Probetippen und gut ist.


----------



## 442 (9. Juni 2014)

Bei Spielern werden ja immer die Roten und die Schwarzen empfohlen. Ich wage jetzt mal zu behaupten, dass wenn du die schwarzen Switches magst, die Roten vielleicht nicht unbedingt favorisieren wirst. Deren Auslösedruck ist ja geringer, weswegen sie im Vergleich ziemlich leicht zu drücken sind.
Braune und Blaue haben ja ein taktiles Feedback und sind deswegen bei Schreiberlingen beliebt. Ich persönlich favorisiere die braunen Switches, einfach wegen der Mischung aus Texte schreiben und spielen.  Außerdem ist bei den Brauen das Feedback nur sehr gering.
Meiner Meinung nach lässt sich nach einer Eingewöhnungszeit auf allen gut spielen und schreiben. Am besten probetippen wie Thallassa schon gesagt hat.


----------



## SaPass (9. Juni 2014)

Einfach ausprobieren.

Mir sind die braunen am liebsten, da ich noch recht viel am PC schreibe. Da macht sich das taktile Feedback gut. Andere schwören jedoch auf andere Schalter.


----------



## Oberst Klink (9. Juni 2014)

Es gibt nicht DIE Switches fürs Gaming. Jeder muss selbst herausfinden, welche Switches zu ihm passen, bzw. ihm am besten liegen. Da hilft nur in den Laden gehen und austesten. 

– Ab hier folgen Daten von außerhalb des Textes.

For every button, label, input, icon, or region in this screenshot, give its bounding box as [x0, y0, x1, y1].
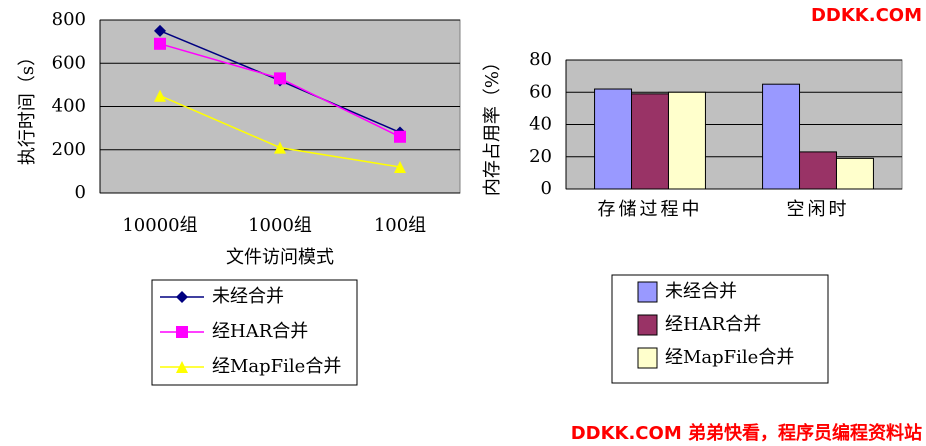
- marker: [394, 130, 406, 143]
- y-tick-label: 600: [52, 52, 86, 73]
- y-tick-label: 60: [529, 81, 552, 102]
- x-tick-label: 存储过程中: [598, 199, 703, 220]
- y-tick-label: 80: [529, 49, 552, 70]
- x-tick-label: 10000组: [122, 215, 197, 236]
- legend-swatch: [637, 314, 658, 336]
- marker: [154, 89, 166, 102]
- x-tick-label: 空闲时: [787, 199, 850, 220]
- y-axis-title: 执行时间（s）: [17, 48, 38, 165]
- y-tick-label: 20: [529, 146, 552, 167]
- watermark-bottom: DDKK.COM 弟弟快看，程序员编程资料站: [571, 422, 922, 444]
- y-tick-label: 800: [52, 9, 86, 30]
- legend-swatch: [637, 347, 658, 369]
- bar: [799, 151, 837, 190]
- x-tick-label: 100组: [374, 215, 426, 236]
- y-tick-label: 0: [541, 178, 552, 199]
- marker: [274, 141, 286, 154]
- marker: [394, 161, 406, 174]
- legend-swatch: [637, 281, 658, 303]
- legend-label: 未经合并: [665, 281, 737, 302]
- bar: [667, 91, 706, 190]
- x-axis-title: 文件访问模式: [226, 247, 334, 268]
- legend-label: 经MapFile合并: [665, 347, 794, 368]
- y-tick-label: 200: [52, 139, 86, 160]
- y-tick-label: 0: [75, 182, 86, 203]
- legend-marker: [176, 361, 188, 373]
- y-axis-title: 内存占用率（%）: [482, 53, 503, 196]
- legend-label: 经HAR合并: [212, 321, 308, 342]
- bar: [594, 88, 633, 190]
- legend-label: 经MapFile合并: [212, 356, 341, 377]
- legend-marker: [176, 326, 188, 338]
- bar: [835, 157, 874, 190]
- legend-label: 经HAR合并: [665, 314, 761, 335]
- legend-label: 未经合并: [212, 286, 284, 307]
- bar: [762, 83, 801, 190]
- y-tick-label: 400: [52, 96, 86, 117]
- y-tick-label: 40: [529, 114, 552, 135]
- watermark-top: DDKK.COM: [811, 5, 922, 26]
- bar: [631, 93, 669, 190]
- marker: [274, 72, 286, 85]
- x-tick-label: 1000组: [248, 215, 312, 236]
- marker: [154, 24, 166, 37]
- legend-marker: [176, 291, 188, 303]
- marker: [154, 37, 166, 50]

Ich z.B. hab blaue Switches in meiner QPAD und komme damit sehr gut zurecht. Ein Anderer wiederum bevorzugt eben rote, blaue, schwarze oder nochmal andere Switches von anderen Herstellern. Das ist einfach Geschmackssache.


----------



## yingtao (9. Juni 2014)

Wie die anderen auch sagen ist es Geschmackssache und das beste ist, wenn man mal probetippen geht. Entweder findet man nen Geschäft was Tastaturen mit den verschiedenen Schaltern haben oder ein Geschäft was dieses Vorführboard hat wo alle Schalter drauf verbaut sind. Ich benutze momentan ne Tastatur mit MX Brown weil die mir anfangs am besten gefallen haben und ich dachte, dass das leicht taktile Feedback besser ist. Mittlerweile empfinde ich aber genau das als störend, weil es sich anfühlt als wenn Sand in den Tasten wäre. Konnte derweilen verschiedene Schalter ausprobieren und finde nun die MX Red für mich am angenehmsten.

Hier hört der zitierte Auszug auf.